Il s’avance près de moi d’un pas décidé. Je recule et je suis de plus en plus bouleversée. Il ouvre la portière arrière de mon auto blanche pour démontrer que celle-ci a bien « bossé » sa camionnette noire. Je me retrouve piteuse devant l’évidence ; ma porte a effleuré et laissé une marque blanche. Je ne m’en suis jamais rendu compte. En même temps, je trouve exagéré l’état des dommages. Pour moi, c’est juste du matériel. Je reste perplexe et ne sais pas quoi dire, ni quoi faire. Le « petit gros » monsieur « chauve » bougonne : « Elle est neuve, en plus. » Cela me rappelle ma propre aventure avec ma Nissan. À peine trois mois après en avoir pris possession, une conductrice avait glissé sur la glace et embouti mon derrière d’auto pour plus de 2 000 $ de dommages. J’évite d’en parler. Si je lui donne ma carte d’avocate pour mes coordonnées, si je lui dis : « ce n’est pas grave » ou encore : « voulez-vous réclamer à vos assurances ? », je risque de l’insulter.

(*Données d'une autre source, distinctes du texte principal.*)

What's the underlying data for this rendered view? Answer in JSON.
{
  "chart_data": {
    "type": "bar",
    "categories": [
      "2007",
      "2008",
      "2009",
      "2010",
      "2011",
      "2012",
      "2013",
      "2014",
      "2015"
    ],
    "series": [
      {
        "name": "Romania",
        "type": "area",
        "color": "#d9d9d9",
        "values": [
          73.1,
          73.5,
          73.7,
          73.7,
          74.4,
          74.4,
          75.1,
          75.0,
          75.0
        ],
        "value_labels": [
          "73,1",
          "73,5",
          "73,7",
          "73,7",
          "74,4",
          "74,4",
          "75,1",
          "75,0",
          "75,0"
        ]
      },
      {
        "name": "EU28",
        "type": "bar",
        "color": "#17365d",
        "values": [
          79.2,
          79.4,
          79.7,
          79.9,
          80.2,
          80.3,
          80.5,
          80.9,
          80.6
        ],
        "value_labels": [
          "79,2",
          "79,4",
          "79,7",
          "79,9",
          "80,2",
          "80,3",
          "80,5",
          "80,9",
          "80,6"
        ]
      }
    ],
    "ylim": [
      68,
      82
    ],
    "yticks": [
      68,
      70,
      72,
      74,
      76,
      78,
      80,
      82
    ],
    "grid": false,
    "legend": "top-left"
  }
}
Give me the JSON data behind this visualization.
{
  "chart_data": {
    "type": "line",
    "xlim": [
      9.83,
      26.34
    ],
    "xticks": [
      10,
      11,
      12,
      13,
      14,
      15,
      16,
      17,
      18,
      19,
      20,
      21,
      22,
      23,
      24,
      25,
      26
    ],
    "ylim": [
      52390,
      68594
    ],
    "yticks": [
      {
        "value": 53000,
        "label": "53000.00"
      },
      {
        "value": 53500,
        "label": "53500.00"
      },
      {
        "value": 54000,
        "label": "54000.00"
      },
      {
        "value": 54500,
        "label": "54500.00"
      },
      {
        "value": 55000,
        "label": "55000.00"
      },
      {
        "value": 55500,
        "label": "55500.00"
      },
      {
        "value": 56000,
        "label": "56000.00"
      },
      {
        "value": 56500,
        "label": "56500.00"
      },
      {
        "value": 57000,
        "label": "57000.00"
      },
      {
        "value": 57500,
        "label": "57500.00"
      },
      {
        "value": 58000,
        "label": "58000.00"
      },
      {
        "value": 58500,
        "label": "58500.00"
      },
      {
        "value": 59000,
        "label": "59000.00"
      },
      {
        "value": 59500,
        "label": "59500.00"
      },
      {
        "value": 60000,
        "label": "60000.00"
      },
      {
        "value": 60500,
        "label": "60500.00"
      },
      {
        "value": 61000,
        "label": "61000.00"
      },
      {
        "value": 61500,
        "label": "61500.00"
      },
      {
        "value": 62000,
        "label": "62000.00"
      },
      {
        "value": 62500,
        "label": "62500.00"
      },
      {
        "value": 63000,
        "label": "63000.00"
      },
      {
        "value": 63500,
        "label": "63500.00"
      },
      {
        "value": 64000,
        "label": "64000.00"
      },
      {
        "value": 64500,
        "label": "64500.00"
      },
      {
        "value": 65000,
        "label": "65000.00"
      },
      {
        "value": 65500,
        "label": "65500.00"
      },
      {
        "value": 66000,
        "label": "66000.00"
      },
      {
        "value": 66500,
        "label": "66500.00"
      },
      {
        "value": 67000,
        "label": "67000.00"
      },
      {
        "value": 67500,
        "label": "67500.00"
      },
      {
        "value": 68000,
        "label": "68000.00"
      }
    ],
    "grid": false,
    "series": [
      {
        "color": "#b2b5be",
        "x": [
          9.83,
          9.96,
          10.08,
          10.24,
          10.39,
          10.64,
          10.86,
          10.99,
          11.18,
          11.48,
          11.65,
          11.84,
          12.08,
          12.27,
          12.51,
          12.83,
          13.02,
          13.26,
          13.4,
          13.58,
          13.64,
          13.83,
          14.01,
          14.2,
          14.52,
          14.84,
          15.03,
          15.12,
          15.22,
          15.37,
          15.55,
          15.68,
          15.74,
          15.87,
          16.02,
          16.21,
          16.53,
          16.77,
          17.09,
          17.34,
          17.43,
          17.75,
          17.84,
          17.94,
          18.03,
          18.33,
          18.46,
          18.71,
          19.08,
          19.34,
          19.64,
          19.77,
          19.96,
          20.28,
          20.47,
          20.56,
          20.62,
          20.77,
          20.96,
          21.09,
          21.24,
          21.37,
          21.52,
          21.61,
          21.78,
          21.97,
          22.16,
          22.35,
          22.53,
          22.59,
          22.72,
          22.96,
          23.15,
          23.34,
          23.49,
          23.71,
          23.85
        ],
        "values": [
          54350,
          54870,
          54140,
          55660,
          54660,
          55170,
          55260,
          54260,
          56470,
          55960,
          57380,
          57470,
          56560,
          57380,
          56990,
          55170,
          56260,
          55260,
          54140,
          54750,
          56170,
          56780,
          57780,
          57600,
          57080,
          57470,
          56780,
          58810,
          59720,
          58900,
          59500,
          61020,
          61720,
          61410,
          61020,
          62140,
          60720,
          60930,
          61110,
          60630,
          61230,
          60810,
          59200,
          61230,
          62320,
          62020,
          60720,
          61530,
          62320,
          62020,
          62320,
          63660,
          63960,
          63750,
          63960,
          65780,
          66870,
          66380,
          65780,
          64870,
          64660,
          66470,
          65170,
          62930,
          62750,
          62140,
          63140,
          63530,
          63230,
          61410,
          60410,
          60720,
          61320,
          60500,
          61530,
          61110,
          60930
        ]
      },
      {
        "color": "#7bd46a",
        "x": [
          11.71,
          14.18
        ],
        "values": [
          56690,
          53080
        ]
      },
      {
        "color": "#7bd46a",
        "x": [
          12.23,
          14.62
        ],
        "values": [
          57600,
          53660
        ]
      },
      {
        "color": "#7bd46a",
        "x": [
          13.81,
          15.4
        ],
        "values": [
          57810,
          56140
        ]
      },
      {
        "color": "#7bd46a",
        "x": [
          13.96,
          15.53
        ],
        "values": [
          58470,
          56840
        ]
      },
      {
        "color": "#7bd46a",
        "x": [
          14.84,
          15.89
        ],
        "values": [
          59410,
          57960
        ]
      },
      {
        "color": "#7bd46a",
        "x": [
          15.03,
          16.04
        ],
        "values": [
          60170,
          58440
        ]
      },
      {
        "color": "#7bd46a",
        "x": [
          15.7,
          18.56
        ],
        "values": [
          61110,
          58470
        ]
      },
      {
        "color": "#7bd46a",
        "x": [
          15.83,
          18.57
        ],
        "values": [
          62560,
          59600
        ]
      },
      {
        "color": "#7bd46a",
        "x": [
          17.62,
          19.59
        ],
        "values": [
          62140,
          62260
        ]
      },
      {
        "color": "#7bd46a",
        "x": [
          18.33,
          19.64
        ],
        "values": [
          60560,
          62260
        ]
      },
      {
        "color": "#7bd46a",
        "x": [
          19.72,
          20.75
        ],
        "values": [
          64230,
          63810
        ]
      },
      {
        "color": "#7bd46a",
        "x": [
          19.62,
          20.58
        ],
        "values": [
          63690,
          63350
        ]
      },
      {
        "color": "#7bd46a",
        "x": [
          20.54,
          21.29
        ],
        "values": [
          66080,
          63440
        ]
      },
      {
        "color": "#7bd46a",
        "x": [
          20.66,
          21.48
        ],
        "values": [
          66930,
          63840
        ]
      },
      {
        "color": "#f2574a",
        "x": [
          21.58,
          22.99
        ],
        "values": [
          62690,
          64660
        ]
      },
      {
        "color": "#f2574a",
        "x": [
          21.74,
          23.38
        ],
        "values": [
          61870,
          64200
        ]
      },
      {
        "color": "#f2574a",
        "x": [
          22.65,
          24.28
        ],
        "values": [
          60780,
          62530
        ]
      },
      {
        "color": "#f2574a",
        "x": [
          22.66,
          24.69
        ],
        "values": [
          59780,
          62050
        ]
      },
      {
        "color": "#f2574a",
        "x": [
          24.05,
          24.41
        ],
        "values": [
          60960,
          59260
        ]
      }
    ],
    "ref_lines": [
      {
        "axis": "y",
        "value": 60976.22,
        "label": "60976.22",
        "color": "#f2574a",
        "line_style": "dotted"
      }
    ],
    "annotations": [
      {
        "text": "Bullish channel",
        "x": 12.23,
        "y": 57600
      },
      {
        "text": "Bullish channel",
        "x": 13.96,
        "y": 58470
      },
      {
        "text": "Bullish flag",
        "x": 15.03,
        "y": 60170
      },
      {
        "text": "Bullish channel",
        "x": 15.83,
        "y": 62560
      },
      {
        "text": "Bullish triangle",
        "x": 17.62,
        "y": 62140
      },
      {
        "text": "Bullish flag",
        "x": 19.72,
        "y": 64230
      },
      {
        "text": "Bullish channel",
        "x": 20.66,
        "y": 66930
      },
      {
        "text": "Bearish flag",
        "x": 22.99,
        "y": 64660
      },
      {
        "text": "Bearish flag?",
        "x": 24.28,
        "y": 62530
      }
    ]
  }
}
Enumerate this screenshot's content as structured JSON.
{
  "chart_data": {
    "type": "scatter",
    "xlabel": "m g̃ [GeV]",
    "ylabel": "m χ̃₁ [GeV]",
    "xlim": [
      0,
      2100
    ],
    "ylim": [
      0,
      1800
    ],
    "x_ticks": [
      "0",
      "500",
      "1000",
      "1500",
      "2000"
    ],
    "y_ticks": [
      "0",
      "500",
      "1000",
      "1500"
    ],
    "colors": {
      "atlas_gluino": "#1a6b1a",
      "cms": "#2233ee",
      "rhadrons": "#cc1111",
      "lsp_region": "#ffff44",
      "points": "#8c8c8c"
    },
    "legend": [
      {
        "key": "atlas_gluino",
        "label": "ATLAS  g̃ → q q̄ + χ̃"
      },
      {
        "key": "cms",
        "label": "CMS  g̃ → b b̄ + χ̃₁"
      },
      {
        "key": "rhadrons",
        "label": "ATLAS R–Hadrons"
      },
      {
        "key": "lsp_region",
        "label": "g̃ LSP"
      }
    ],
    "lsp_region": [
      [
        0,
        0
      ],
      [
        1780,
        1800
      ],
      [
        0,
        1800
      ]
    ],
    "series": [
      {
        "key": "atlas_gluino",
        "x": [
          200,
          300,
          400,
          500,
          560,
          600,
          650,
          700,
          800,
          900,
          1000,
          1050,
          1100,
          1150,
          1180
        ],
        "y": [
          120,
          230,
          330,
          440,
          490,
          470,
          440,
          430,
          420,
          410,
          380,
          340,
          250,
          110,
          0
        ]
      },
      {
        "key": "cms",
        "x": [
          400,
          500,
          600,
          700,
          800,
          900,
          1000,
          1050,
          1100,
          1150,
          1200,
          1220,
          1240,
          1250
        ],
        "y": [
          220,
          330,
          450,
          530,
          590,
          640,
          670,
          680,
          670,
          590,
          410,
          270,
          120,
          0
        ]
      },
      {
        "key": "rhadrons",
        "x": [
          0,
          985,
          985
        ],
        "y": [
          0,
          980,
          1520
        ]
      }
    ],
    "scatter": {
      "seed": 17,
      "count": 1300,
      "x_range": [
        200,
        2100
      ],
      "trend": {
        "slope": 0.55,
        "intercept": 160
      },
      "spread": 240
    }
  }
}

Finalement, mon « agresseur », à mon soulagement, vocifère une parole inaudible et il retourne s’asseoir dans sa camionnette. Je m’empresse de monter dans mon auto et je dis à ma fille de faire de même. Mes quatre portes se barrent automatiquement, mais je m’assure que c’est le cas. Je boucle ma ceinture rapidement et je démarre. Je suis encore bouleversée et soulagée. Toutefois, en sortant du stationnement, je coupe la voie à un autre conducteur. Oh lala !  ça va mal. Anabelle me pose une tonne de questions sur l’incident. Elle a bien capté ma peur et me déclare avoir vu le monsieur derrière moi. Selon elle, il avait été mal à l’aise de m’avoir fait si peur. Je  me dis que j’aurais pu au moins m’excuser. Je me trouve vraiment « poche » et, en même temps, je me dis que ce « gros chauve » aurait pu se présenter par devant au lieu de « m’interpeller par-derrière ».  Quand je nous nomme comme cela, je nage dans les interprétations et les perceptions.

 

Le monde des perceptions

Notre cerveau interprète constamment les situations et quelquefois ses interprétations sont bien loin des faits réels. Chacun de nous avons des filtres culturels, neurologiques et personnels basés sur nos croyances et nos mémoires. Sous le coup de la peur, je suis devenue paralysée et inquiète d’une attaque. Ce n’était probablement pas l’intention de ce monsieur, déçu et fâché. Pour sa part, il a dû croire que j’étais une blonde étourdie, imprudente, incapable de conduire et surtout impolie. Je ne suis pas comme cela. D’ailleurs, s’il advenait qu’il lise cette chronique, je m’excuse profondément de cet incident.

 

Morale de cette histoire

J’ai appris que dans la gestion de nos relations, il faut être attentif à nos perceptions et essayer de voir les faits sans juger nos voisins, nos collègues de travail et les membres de notre famille. Je crois qu’ainsi nous pourrions éviter tellement d’irritants, de frustrations et une multitude de conflits.

Selon le grand philosophe indien Krishnamurti, « observer sans juger est la plus haute forme de l’intelligence humaine.»